Mastering the Sort Buffer and sort_buffer_size

The sort buffer, which is controlled by the sort_buffer_size setting, is probably one of the most-discussed MySQL settings. Interestingly, in many cases it has a lot less potential to help performance than to hurt it, so configuring it is often about avoiding trouble rather than gaining a lot of performance.

The variable controls the size of a buffer that’s created whenever MySQL has to sort rows. It is per-query, meaning each query gets its own buffer, and it’s allocated to its full size, not as-much-as-needed. This makes large settings potentially dangerous.

The worst abuse of this variable we’ve seen came from a server that was tuned with a script. The script relied on a naive formula that looked at a simplistic ratio of some server variables. Due to the server’s workload the script was never satisfied and continually suggested increasing this variable, which eventually was set to 1GB. The effect was that every time the server needed to sort a few rows, 1GB of memory was allocated. As you might expect, this was not only slow, but crashed the server pretty frequently due to the out-of-memory killer being invoked.

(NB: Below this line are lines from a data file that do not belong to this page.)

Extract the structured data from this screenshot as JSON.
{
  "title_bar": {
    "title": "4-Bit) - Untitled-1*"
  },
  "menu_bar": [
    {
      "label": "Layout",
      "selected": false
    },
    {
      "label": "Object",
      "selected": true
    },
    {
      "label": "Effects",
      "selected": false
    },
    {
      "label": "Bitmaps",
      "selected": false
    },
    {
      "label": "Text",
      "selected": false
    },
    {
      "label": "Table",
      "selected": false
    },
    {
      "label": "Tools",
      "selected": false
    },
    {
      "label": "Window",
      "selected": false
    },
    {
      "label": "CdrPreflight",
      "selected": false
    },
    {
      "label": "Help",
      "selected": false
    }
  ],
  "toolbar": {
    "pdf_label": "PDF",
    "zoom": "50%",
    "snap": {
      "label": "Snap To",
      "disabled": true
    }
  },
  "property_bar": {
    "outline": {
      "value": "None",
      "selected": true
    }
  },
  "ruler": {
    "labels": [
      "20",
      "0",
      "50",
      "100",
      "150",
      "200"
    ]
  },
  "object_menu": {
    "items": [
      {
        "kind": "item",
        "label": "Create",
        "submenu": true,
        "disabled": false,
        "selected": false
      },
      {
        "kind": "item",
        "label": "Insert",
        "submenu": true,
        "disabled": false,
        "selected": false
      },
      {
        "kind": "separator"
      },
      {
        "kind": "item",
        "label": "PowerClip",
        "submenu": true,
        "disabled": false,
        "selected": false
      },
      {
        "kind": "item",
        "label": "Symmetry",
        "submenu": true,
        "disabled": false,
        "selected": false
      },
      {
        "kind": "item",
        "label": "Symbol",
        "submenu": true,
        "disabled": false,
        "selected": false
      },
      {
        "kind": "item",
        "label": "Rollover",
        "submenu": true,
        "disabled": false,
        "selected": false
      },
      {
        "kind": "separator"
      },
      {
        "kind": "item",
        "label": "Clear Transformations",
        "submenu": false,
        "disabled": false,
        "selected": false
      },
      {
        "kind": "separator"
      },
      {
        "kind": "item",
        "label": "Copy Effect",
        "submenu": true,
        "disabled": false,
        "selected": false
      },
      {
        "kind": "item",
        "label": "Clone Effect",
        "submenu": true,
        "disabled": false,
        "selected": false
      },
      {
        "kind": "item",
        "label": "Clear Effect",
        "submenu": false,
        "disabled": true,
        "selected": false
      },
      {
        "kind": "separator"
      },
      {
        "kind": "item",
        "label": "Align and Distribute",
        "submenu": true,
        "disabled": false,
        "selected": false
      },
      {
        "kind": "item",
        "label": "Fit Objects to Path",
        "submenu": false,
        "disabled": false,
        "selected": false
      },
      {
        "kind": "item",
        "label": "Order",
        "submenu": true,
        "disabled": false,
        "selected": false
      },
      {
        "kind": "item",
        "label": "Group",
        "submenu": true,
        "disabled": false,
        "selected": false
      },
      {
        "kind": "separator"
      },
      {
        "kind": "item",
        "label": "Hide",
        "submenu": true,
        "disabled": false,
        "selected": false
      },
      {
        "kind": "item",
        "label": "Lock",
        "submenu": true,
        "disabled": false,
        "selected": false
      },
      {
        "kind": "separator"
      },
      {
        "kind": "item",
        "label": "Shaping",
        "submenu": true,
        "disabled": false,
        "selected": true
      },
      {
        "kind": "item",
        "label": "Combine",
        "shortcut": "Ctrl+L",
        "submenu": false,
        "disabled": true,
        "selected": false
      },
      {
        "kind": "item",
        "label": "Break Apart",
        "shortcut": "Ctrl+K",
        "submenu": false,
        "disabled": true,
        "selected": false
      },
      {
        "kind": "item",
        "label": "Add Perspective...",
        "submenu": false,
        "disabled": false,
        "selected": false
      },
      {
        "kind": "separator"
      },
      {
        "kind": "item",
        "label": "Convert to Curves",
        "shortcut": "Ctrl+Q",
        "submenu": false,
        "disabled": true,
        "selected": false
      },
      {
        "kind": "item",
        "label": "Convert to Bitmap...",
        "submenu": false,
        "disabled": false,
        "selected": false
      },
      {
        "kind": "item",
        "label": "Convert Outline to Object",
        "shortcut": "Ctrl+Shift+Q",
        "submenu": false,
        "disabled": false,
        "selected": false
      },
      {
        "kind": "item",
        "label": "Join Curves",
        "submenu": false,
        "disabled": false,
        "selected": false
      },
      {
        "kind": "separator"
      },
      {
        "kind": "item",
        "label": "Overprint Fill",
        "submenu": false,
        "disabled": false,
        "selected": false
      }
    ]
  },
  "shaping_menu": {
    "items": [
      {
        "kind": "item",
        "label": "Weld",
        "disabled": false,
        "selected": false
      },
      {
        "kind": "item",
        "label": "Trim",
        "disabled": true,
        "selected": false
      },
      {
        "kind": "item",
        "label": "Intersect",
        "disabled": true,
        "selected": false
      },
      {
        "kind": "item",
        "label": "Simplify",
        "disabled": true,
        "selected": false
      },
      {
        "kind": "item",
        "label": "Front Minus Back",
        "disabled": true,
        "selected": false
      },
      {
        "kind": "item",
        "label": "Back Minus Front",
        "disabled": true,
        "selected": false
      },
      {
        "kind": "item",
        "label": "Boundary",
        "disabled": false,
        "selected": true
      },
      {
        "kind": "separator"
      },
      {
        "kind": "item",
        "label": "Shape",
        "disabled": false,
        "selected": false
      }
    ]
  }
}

What if the variable is too small? This matters most when there’s a large number of rows to sort (the type of situation you might see with a large analytical query). In this case, the server will generate rows and write them to the buffer in memory, fill the buffer, then write the buffer to a sort file and repeat. The server then sorts these temporary files and merges them to sort the whole result-set. If this happens many times, it can be slow.

This variable can be set per-connection temporarily if such a large query is anticipated, and that’s probably better than setting it large globally. Settings that help large queries can seriously hurt small, fast queries.

You can find out whether a query is potentially a candidate for a larger sort buffer by looking at the number of rows sorted or the sort merge passes required. VividCortex can use regression to estimate this on a per-query basis (MySQL makes it available as a global status counter, not per-query, unless you are using the Performance Schema in MySQL 5.6 and later). If you identify queries that might benefit from a larger sort buffer, you can then try some experiments by hand. You can look at the Sort_merge_passes local (not global) status counter before and after running the query, and tune and time until you determine whether the setting helps.

If you do configure a large per-connection setting, be sure that you either close the connection or reset the variable before, for example, returning the connection to a connection pool where the setting might impact other queries.